Menurut Bayu Kharisma, hal itu berimbas kepada pelaku industri golongan 2, kenaikan tarif yang drastis akan mengancam kelangsungan usaha mereka.
Baca: Aktivitas Jual-beli di Glodok Masih Berlangsung Normal Jelang Pelantikan Presiden
Menurut Bayu, ini artinya simplifikasi tarif cukai dan penggabungan SKM dan SPM berdampak terhadap sisi persaingan usaha.
“Simplifikasi dan penggabungan batas produksi SPM dan SKM akan berdampak negatif ke berbagai aspek. Ketika pabrik golongan 2 terdampak tutup karena tak lagi mampu bersaing, ada lapangan kerja yang akan hilang sebagai akibat. Masalah lain yang berpotensi timbul adalah terbentuknya pasar rokok ilegal, ketika konsumen beralih ke rokok murah yang tidak membayar cukai dan pajak lainnya,” ujar Bayu, Jumat (18/10/2019).

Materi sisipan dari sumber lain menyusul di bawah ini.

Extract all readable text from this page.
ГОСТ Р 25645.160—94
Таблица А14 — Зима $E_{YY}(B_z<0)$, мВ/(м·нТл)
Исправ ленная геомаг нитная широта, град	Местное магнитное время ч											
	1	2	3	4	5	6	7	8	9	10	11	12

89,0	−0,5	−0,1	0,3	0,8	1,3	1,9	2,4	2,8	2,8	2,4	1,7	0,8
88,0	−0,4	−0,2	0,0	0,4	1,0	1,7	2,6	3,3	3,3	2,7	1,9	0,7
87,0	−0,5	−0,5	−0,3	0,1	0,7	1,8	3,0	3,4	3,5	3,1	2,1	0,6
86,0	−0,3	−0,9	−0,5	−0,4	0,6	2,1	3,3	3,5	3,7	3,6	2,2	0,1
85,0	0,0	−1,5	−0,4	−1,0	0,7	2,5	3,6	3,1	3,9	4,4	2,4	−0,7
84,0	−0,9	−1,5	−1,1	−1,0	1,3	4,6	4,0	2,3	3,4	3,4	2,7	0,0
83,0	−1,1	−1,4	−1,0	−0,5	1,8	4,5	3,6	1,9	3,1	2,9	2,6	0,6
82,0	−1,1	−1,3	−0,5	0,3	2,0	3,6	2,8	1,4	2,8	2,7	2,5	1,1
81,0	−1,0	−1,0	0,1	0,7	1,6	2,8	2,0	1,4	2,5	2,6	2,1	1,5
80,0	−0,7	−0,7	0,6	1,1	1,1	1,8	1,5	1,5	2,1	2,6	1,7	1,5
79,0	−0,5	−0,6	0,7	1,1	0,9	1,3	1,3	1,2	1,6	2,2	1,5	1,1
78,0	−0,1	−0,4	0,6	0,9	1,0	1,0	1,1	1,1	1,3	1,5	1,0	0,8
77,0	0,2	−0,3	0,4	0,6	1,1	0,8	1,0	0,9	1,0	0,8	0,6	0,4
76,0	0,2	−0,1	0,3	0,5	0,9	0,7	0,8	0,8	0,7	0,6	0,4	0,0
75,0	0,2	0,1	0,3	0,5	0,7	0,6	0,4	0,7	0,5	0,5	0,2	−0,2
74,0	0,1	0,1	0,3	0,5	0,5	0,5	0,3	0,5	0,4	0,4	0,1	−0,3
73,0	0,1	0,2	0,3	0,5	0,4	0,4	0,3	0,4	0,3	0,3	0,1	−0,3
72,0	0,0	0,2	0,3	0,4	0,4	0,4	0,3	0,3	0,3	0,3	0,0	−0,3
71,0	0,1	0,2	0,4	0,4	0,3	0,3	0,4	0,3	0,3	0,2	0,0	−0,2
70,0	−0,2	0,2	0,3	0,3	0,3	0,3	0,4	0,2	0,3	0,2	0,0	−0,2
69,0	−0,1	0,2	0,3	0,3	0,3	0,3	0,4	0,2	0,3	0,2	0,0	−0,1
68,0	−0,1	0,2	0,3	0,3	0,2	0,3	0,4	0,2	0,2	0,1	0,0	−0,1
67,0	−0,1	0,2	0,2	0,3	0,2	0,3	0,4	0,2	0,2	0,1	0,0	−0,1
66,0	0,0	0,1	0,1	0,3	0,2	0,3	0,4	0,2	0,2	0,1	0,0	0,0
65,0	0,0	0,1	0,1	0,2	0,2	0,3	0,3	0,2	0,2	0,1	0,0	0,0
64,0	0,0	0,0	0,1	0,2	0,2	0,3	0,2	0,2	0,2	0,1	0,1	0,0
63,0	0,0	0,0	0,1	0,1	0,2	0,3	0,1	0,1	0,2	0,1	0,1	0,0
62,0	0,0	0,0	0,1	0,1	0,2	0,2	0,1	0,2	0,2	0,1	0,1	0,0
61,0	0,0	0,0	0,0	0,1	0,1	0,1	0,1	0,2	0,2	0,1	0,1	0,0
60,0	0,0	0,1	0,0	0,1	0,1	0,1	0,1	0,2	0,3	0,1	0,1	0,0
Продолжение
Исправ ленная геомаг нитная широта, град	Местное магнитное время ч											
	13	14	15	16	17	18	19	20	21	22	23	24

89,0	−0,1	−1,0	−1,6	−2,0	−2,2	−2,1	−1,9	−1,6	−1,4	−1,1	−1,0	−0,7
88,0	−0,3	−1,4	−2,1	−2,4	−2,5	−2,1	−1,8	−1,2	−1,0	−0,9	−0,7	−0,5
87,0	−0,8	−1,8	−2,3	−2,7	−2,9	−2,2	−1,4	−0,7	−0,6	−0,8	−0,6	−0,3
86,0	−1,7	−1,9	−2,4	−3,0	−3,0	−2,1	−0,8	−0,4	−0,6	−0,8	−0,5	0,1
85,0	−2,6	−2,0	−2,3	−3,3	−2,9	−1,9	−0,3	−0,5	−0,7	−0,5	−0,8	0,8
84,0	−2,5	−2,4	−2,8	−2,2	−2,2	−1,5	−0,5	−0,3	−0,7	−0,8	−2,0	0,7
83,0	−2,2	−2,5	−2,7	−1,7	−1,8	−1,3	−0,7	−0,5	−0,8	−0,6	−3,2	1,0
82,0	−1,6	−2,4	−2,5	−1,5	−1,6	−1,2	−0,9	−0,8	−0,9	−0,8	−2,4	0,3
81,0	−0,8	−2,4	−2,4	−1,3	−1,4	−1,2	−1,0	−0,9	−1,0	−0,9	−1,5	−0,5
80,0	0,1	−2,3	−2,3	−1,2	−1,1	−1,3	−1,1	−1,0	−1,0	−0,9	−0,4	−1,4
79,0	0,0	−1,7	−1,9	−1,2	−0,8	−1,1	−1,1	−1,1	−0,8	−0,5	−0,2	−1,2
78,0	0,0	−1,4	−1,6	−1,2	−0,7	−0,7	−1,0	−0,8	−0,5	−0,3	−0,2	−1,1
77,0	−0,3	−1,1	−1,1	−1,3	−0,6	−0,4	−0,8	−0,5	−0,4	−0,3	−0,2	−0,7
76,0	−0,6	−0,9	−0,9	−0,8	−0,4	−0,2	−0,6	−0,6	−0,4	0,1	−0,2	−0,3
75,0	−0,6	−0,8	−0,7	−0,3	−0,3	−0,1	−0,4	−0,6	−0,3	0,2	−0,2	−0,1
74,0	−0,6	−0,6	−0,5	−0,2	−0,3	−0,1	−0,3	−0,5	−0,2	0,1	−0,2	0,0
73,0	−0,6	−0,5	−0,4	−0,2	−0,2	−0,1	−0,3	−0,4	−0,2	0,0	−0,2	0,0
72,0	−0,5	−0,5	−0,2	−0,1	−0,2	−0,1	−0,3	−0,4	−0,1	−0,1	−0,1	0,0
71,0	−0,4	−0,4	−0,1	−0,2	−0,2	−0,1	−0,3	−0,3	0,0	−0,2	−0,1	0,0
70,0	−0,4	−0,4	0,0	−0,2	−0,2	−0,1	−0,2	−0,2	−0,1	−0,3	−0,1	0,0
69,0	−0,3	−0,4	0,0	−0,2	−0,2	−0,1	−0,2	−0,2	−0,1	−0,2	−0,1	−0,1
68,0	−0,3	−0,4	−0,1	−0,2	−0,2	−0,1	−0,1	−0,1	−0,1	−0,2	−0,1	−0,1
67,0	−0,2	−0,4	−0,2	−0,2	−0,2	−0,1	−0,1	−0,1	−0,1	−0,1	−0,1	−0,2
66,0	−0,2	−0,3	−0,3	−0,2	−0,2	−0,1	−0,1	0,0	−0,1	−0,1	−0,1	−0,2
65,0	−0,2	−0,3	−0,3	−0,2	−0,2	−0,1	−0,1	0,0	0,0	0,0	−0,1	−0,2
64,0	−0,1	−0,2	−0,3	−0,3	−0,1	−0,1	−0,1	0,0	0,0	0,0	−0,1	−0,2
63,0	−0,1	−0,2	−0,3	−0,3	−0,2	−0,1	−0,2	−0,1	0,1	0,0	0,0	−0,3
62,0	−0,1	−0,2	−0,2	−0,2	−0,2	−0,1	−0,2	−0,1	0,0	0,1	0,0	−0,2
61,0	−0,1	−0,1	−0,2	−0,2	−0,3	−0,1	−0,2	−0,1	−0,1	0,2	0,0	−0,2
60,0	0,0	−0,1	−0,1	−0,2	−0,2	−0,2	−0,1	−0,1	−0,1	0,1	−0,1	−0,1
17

Sebelumnya, Kepala Subdirektorat Program Pengembangan Industri Minuman, Hasil Tembakau, dan Bahan Penyegar Kementerian Perindustrian, Mogadishu Djati Ertanto mengatakan struktur cukai saat ini terdiri dari 10 layer sebenarnya sudah mengakomodasi berbagai industri tembakau.
Dia menjelaskan jika pabrik dipaksakan naik ke layer diatasnya, bisa jadi akan kehilangan pangsa pasarnya.
“Industri tembakau memiliki multiplier effect yang sangat besar baik kepada penjual retail, maupun satu juta petani cengkeh dan 700 ribu petani tembakau,” terangnya.